In order for EVERFI to manger your service provider through InCommon, we require that your identity provider system meet the following two requirements. Based on EVERFI’s interpretation of Signing and Encryption Keys in InCommon Federation, we believe that any identity provider that is in the InCommon Federation meets these requirements. We need you to confirm that your system satisfies these two requirement in order for EVERFI to successfully perform routine certificate rotations within InCommon.
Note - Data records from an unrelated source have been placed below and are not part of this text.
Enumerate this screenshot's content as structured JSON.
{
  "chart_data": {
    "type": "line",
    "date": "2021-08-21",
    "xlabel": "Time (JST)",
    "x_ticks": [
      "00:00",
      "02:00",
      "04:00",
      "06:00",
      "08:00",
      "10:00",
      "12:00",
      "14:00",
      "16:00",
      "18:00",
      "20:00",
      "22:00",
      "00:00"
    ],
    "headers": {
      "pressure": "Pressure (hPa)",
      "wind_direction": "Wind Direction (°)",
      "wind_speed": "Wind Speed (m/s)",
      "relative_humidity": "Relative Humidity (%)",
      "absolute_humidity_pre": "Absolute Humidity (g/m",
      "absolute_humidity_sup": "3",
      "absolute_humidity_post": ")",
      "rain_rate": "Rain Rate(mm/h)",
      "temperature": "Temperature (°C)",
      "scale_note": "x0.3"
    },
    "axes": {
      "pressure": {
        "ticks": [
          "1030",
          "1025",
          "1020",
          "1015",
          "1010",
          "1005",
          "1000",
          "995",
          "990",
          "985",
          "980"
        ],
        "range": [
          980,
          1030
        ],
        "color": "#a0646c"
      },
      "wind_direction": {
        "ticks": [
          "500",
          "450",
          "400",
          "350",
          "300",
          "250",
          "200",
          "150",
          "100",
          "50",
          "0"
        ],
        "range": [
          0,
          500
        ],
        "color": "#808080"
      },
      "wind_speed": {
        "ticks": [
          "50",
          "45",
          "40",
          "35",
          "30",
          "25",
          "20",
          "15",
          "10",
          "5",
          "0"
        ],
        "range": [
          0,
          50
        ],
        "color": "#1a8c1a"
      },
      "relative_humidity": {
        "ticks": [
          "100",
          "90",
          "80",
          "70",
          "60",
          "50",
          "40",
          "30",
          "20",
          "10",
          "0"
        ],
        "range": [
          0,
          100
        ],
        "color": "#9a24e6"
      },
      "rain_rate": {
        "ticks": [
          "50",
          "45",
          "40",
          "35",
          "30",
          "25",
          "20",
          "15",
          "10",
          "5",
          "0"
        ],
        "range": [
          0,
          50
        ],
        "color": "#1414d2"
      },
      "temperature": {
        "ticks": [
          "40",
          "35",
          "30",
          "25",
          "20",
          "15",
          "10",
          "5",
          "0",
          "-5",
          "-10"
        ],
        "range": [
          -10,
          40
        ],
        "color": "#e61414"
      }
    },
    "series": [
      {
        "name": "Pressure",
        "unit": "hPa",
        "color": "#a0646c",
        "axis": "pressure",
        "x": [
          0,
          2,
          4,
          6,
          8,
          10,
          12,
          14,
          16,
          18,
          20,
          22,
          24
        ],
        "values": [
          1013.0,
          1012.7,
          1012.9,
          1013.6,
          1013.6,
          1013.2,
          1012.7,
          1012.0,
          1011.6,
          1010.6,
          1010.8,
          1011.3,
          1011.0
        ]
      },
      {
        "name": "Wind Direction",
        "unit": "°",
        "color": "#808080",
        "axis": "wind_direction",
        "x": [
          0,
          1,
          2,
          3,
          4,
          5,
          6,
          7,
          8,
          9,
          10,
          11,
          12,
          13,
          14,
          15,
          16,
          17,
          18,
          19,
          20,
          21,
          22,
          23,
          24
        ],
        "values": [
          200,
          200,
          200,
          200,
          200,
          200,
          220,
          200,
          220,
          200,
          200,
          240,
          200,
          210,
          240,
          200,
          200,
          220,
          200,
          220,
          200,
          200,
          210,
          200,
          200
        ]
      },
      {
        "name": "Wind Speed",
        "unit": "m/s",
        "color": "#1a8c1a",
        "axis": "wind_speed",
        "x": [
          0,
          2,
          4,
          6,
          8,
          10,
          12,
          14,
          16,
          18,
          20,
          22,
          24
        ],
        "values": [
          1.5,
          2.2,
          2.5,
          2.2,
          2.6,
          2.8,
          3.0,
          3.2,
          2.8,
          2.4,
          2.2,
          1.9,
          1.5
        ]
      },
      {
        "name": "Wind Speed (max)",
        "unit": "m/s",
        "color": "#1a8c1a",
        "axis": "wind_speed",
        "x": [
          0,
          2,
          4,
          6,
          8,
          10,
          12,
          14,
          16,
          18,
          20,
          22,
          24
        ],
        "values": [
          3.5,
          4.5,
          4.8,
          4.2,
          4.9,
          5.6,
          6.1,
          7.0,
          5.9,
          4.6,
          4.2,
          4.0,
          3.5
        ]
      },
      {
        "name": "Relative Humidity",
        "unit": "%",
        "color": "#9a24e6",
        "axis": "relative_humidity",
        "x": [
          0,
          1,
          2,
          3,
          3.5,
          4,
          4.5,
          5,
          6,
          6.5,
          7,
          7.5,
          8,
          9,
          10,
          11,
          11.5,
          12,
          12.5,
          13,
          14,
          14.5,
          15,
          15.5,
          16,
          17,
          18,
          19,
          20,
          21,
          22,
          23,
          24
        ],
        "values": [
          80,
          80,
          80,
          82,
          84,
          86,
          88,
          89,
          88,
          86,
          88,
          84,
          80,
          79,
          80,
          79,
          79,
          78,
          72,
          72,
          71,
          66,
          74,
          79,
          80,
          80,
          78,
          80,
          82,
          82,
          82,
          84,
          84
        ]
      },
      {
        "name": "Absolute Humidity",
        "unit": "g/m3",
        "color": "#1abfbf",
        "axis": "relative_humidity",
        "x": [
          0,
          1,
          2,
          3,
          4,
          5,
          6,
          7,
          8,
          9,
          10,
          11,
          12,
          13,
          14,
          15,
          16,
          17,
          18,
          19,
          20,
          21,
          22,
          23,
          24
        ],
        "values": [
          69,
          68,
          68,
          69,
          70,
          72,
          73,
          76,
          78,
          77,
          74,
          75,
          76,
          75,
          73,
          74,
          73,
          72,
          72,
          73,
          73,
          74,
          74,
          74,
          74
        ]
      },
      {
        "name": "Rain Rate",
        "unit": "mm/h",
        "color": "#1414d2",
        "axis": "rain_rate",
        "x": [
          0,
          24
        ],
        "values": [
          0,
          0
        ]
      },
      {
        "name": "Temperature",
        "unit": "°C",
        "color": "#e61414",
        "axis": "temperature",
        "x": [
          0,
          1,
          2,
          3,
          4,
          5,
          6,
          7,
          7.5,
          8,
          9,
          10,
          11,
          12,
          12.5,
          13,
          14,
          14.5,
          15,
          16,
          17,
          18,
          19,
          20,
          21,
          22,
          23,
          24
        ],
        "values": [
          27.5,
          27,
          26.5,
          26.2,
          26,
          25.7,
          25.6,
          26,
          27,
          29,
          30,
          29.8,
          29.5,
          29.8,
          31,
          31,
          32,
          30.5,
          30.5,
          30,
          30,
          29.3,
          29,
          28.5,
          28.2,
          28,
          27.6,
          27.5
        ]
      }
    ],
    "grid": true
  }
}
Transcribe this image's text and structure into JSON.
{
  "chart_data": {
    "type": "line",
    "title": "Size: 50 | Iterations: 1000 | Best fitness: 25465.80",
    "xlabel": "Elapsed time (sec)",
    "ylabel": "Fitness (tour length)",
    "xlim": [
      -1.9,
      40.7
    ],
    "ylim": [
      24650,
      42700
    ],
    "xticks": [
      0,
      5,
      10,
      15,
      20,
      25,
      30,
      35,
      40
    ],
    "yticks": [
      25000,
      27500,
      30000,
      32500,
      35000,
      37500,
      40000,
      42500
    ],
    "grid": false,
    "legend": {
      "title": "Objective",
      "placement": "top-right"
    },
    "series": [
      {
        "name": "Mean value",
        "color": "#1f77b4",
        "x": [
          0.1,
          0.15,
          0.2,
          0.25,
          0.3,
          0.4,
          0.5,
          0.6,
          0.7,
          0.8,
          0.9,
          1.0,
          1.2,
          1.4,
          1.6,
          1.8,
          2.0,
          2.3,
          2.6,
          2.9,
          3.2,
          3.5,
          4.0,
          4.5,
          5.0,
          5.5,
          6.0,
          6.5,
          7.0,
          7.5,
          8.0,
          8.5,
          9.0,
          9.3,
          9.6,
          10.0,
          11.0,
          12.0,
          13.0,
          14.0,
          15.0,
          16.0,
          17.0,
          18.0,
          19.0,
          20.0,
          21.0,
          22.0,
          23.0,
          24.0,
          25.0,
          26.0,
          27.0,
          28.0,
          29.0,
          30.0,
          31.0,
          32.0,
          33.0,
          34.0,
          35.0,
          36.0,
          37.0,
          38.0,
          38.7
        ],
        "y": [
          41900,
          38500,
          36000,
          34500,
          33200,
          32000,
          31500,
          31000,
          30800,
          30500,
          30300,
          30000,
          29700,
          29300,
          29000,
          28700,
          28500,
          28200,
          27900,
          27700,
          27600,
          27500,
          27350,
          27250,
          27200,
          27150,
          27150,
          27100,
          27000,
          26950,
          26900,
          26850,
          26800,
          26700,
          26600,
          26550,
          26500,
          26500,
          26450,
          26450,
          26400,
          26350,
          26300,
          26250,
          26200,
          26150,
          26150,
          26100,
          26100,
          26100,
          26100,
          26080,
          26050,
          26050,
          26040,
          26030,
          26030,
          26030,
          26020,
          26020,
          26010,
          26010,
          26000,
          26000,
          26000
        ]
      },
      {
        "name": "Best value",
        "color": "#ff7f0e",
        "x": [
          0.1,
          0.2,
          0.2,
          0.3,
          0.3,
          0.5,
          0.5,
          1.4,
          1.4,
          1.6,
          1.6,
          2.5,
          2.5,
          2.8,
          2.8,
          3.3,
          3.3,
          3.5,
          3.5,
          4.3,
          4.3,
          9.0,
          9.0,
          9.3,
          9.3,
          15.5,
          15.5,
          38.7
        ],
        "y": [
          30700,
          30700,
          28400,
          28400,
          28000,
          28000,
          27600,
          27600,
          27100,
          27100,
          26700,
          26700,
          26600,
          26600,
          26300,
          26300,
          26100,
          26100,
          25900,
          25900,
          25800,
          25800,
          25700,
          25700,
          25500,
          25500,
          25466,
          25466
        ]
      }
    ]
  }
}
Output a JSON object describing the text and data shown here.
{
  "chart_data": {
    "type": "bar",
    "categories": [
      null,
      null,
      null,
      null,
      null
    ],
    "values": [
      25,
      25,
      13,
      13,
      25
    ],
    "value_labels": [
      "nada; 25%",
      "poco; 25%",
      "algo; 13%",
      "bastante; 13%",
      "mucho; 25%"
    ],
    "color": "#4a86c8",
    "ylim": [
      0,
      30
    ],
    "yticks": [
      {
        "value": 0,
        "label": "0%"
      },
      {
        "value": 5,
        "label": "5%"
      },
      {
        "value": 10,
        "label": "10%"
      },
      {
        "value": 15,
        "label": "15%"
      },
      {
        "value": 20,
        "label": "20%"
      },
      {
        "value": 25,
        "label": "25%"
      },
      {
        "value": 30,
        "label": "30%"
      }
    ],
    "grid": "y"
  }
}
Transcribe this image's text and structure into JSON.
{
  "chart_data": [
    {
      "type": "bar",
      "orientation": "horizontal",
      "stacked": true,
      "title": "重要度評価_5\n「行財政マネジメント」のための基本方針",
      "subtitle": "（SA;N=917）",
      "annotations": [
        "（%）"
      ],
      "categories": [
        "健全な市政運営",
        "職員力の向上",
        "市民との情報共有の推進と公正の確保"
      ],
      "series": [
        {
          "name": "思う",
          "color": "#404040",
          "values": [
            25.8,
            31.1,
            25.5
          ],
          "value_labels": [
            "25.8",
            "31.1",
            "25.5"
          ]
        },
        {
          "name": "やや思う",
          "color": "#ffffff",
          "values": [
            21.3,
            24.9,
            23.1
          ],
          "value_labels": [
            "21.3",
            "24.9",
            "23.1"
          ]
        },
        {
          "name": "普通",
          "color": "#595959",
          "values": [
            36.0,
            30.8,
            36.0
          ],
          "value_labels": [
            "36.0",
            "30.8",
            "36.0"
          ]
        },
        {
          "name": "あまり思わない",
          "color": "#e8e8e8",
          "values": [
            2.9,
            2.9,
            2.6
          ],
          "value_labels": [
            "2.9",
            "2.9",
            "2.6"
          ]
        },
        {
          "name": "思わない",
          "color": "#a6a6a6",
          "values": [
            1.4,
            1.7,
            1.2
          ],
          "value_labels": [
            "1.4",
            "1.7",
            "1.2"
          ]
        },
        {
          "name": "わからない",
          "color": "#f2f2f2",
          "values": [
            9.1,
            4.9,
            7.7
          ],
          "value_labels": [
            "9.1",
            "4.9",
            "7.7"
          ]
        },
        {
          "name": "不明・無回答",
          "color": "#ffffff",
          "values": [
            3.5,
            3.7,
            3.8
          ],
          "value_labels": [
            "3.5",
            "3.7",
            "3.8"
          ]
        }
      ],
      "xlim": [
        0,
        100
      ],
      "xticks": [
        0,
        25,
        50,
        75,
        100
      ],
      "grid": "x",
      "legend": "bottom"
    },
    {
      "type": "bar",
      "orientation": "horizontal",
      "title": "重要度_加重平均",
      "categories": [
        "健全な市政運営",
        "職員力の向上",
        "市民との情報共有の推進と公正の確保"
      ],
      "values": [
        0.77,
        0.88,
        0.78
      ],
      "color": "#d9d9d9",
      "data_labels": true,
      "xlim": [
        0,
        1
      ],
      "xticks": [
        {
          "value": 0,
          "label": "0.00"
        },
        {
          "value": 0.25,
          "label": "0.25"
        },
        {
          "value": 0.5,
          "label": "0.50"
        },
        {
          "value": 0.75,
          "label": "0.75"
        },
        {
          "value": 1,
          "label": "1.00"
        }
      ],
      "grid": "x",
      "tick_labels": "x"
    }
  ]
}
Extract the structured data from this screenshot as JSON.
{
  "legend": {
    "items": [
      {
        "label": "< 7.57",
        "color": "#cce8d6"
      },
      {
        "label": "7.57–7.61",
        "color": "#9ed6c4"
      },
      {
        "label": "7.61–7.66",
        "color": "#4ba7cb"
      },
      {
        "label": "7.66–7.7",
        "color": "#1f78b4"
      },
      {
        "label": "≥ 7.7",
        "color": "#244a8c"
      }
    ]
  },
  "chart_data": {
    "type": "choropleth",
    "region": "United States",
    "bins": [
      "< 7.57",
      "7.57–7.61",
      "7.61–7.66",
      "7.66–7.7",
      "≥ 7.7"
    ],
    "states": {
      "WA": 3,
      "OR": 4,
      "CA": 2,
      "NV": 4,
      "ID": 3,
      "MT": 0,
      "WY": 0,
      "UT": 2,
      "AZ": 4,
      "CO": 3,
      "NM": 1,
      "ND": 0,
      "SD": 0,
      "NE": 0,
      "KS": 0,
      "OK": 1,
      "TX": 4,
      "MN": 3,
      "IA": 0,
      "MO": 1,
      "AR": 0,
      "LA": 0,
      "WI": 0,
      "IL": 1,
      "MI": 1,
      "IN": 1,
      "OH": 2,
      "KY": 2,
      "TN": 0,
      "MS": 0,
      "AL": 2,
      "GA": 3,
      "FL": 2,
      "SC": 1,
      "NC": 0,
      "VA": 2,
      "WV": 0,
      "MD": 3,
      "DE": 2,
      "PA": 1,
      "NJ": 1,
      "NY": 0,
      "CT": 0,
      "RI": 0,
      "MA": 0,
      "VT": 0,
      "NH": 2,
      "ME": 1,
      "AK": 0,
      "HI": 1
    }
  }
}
Identity Provider Requirements

EVERFI assumes the following about your identity provider setup:

  1. Your identity provider supports multiple signing certificates for a service provider like EVERFI’s Foundry.
  2. Your identity provider automatically updates the Foundry service provider in response to updates to the associated InCommon registry, or you have a process in place to manually apply such updates.

How to Request

If your organization is a member of the InCommon Federation, and you would like to manage Foundry as a service provider in the InCommon registry, the follow these steps:

  1. Request to your EVERFI customer success manager that you would like for Foundry to have an InCommon service provider entry for your organization. Each organization in EVERFI has a personalized single sign-on URL so EVERFI must to register a separate SP entry for each EVERFI customer.
  2. EVERFI will provision a new service provider in InCommon within 2 to 3 business days of your request.
  3. EVERFI will inform you when the service provider entry for your institution has been added to InCommon. The name of the service provider will be “EverFi Foundry – YOUR INSTITUTION NAME”, for example, “EverFi Foundry – Wossamotta University”.
  4. In your identity provider, set up EVERFI as you would for any service provider that is in InCommon.
  5. In Foundry, you will add an identity provider configuration that describes your identity provider to Foundry. See steps 2 and 3 on the Single Sign-On (SSO) page for more details.
  6. Test your single sign-on as described on the previously linked page.